I liked thes three highlighten in yellow as they seemed the most relevant, and the least cheap ideas.
- Construction – Use sketching techniques and redraw ONE of your chosen concepts until you’ve reached a conclusion on a successful logo. Hand in your drawings as scanned PDFs.
I ended up redrawing two of them, since I had a hard time deciding, but ended up scrapping the double dog silhouette as it reminded me of something I’ve seen before. I also asked for feedback for these, where the simple lineart one prevailed as it did not seem as messy, and had more detail than the all-black one.
- Testing – Experiment more with your favourite options from Step 3 and ask the opinion of a few people. Hand in examples of the logos shown to people and write their feedback or opinion on each. (ignore the compromised opacity of the upper left)
I sent this picture to several aquiantances and asked for their feedback.
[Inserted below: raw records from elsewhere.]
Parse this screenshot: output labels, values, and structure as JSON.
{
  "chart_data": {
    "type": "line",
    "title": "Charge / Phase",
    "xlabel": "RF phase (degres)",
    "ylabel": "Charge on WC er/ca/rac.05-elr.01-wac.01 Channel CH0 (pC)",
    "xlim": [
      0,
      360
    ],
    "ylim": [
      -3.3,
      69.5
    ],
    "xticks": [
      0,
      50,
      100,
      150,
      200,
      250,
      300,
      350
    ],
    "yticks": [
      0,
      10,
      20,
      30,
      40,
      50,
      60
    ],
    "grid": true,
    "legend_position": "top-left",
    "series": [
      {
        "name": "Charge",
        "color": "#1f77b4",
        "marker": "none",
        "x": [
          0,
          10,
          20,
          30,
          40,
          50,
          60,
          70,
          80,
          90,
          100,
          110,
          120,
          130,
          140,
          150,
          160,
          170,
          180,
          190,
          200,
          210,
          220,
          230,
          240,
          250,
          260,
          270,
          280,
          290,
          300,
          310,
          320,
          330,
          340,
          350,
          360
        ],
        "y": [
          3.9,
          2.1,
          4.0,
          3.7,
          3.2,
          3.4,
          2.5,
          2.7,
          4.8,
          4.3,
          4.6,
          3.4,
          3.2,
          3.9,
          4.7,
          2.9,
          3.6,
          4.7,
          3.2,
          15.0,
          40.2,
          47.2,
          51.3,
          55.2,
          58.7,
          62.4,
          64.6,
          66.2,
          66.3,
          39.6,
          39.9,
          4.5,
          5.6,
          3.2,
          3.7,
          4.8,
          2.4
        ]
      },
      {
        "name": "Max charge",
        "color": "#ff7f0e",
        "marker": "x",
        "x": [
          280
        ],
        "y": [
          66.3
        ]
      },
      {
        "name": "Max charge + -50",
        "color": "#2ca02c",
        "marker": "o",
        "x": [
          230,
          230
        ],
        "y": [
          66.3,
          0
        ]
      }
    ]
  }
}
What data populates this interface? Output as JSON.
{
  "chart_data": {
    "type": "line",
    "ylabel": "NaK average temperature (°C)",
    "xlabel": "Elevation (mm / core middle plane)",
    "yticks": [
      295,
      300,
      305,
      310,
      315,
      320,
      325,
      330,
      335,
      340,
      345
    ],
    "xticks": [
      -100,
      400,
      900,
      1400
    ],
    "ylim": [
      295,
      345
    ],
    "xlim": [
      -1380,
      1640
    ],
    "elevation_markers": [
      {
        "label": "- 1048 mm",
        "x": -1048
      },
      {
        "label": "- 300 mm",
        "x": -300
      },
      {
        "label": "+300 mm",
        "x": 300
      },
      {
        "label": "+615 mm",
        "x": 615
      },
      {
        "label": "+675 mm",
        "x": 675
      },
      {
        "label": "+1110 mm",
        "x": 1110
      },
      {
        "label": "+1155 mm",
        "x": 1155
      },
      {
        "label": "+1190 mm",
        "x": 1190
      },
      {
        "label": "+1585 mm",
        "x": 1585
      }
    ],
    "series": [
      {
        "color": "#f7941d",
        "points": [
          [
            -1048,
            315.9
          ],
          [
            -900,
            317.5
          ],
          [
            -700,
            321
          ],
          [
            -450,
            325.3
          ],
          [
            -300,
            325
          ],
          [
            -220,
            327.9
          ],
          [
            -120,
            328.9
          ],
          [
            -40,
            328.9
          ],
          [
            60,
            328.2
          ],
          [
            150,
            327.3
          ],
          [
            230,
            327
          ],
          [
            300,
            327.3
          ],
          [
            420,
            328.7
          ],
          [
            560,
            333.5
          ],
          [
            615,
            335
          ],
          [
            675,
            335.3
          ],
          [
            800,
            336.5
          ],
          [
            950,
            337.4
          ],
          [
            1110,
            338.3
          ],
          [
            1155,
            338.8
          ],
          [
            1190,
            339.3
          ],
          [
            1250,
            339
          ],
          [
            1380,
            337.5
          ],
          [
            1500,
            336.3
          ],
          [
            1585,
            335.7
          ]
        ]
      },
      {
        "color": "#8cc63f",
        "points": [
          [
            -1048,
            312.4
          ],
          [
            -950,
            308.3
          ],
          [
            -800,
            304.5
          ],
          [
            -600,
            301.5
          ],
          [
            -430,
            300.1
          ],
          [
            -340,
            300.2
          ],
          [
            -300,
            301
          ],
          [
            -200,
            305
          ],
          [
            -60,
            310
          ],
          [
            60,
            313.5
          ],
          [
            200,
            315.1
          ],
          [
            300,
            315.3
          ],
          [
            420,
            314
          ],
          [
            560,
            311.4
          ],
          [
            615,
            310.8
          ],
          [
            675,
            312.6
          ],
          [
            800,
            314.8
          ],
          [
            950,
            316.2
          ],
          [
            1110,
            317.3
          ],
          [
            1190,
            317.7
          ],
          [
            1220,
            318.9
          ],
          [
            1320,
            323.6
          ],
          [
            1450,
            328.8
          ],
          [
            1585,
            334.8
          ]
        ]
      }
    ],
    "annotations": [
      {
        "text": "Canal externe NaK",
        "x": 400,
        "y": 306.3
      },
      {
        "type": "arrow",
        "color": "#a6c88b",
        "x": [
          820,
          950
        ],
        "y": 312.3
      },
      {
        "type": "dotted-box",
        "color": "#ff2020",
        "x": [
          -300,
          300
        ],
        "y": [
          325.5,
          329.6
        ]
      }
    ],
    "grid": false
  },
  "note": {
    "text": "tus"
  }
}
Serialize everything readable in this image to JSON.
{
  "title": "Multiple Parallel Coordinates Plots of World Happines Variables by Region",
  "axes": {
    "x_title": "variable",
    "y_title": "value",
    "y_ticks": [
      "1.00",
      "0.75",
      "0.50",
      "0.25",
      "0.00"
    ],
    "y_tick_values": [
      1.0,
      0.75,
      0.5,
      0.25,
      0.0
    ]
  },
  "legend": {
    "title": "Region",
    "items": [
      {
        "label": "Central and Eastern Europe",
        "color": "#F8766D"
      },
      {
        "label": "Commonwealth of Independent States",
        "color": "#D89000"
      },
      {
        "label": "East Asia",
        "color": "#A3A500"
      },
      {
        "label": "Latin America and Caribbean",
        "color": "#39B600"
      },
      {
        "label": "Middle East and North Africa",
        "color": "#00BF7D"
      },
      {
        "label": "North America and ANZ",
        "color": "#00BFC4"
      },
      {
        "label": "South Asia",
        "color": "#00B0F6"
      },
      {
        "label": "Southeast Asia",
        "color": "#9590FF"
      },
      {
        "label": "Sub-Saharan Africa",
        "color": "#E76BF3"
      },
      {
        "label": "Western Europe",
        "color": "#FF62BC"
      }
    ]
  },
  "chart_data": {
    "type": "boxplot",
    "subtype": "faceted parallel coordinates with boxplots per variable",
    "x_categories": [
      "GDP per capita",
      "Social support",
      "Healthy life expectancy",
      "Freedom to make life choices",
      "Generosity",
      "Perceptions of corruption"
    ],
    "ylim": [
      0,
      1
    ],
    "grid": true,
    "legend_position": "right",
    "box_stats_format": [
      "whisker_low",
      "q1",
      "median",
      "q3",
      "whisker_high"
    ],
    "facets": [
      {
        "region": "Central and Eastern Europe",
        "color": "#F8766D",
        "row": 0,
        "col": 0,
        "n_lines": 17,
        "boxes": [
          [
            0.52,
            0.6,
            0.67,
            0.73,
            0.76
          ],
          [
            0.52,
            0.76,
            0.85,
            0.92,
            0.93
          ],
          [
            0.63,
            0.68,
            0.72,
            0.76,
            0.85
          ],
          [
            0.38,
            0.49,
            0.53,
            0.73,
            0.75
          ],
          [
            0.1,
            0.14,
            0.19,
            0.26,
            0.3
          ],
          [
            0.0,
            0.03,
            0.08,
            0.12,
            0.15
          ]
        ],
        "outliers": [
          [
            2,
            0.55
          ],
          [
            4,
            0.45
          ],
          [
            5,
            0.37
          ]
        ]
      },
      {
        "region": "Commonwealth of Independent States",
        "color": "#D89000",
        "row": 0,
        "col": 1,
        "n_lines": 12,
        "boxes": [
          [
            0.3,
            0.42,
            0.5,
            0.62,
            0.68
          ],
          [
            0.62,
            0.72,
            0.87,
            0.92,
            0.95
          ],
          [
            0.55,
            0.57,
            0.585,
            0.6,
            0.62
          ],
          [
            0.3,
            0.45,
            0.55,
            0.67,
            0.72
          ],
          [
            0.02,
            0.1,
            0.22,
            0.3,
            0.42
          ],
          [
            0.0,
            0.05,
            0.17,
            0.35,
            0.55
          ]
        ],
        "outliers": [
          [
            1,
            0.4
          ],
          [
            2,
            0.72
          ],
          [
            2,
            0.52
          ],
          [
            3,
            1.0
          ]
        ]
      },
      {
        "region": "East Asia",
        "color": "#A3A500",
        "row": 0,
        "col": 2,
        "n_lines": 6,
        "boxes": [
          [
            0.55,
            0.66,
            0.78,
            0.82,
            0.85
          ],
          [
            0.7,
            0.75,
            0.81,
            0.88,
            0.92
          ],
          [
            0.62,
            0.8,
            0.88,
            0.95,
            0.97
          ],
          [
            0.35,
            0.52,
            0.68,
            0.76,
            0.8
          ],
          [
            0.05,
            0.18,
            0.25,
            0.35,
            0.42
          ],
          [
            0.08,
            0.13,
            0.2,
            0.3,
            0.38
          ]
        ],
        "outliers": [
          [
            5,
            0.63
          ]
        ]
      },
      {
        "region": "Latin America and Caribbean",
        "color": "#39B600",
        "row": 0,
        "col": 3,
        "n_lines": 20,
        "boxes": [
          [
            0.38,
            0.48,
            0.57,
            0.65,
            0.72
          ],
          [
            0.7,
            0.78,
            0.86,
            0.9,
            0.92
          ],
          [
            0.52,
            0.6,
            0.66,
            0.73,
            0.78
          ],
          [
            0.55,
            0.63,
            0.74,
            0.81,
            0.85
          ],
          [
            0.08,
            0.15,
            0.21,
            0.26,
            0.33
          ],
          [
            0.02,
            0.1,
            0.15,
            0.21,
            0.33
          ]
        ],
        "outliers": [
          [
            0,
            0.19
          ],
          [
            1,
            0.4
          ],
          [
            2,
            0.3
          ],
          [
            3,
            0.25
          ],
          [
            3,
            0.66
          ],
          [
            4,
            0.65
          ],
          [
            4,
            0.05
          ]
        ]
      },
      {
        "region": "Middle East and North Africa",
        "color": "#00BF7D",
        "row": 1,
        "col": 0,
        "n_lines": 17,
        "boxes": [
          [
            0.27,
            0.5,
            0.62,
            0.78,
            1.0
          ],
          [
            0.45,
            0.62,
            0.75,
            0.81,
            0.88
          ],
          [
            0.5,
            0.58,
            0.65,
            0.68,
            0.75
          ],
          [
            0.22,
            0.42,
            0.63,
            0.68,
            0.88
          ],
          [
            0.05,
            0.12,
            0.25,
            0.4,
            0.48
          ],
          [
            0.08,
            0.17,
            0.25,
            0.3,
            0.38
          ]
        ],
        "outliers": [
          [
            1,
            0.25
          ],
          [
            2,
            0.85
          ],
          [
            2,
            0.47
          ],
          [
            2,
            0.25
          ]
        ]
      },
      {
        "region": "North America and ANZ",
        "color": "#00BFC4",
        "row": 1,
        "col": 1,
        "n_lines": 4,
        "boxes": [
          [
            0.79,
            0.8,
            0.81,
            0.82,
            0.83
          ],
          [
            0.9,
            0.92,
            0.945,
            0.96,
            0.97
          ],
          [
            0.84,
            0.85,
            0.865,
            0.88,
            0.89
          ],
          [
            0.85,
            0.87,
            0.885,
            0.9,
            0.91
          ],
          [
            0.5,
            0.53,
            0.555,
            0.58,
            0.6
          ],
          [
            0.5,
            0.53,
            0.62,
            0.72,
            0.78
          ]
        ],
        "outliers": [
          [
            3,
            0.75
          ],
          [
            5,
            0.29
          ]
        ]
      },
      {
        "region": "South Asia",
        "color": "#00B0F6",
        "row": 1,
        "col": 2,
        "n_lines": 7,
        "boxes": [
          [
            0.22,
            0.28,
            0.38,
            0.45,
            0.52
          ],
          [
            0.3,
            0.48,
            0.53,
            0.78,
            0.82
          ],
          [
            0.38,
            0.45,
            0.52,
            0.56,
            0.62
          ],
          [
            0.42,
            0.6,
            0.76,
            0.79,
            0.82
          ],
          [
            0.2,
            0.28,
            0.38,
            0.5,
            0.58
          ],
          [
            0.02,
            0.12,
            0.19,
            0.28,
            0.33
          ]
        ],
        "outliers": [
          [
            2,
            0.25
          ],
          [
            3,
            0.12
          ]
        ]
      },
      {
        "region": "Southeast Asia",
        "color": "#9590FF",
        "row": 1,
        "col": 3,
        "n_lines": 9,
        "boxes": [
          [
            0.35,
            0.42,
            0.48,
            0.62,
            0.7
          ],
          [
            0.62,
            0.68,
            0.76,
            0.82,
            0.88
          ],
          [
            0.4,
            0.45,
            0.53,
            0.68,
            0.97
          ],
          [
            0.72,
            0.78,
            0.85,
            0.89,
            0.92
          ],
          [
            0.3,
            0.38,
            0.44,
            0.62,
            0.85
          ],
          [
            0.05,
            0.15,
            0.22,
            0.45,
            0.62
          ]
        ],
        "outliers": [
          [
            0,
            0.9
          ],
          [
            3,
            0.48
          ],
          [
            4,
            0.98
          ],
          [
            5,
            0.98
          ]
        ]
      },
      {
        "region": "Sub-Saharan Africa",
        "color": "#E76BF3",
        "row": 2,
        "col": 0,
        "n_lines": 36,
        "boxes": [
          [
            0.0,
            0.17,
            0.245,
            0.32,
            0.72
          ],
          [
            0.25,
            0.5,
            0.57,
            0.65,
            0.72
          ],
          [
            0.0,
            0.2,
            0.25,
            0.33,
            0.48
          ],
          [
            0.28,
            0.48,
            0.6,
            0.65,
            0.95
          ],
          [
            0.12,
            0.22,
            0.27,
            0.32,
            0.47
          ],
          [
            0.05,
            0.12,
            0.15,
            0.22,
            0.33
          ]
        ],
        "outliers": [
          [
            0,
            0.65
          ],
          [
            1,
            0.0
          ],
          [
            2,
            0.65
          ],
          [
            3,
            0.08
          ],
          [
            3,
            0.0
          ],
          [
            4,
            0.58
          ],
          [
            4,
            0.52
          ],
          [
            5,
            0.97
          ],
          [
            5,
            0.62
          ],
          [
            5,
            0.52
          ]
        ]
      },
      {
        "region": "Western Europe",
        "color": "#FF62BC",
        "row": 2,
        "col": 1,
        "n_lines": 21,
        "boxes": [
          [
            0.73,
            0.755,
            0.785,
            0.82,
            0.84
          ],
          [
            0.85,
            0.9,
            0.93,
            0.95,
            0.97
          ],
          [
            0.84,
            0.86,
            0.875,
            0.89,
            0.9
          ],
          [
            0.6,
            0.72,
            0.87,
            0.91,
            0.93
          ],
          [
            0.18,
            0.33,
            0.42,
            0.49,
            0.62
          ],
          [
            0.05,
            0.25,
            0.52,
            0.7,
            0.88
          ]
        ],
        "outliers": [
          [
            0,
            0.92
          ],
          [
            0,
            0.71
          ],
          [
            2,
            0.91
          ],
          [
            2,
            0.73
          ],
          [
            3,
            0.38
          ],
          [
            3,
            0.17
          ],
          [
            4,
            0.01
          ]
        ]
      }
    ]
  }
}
Some of them have no knowledge of design, some have studied similar things, and some had marketing experience. The results were that the upper left and the upper right were the least popular both due to font, color and also orientation. The bottom right was preferred before the bottom left due to there being no shadow, and the font being clearer. Some liked the bottom left due to the exclusive feel when combining the drawing with a script font. Some liked the color on the bottom right, but in total blue triumphed.
- Reﬁnement – Choose your final design and execute it in Adobe Illustrator, along with the name of the product. Hand in your final logo as an A4 PDF.
When finally digitalizing the logo, I found the lineart to look a bit 2004, so I decided to experiment with no outline, only the silhouette. I also tried different fonts, where a modified Agenda Semibold turned out the best (in my opinion).
I had a bit of trouble with the balance of the logo, and wondered if I hould make a shape around it to bring more balance, but it did not work too well. I added the R* to contribute to more weight to the right, and a more professional feel. (The so-called rights to the logo is as fictional as the client. I might experiment more with it as I move along to the other elements.)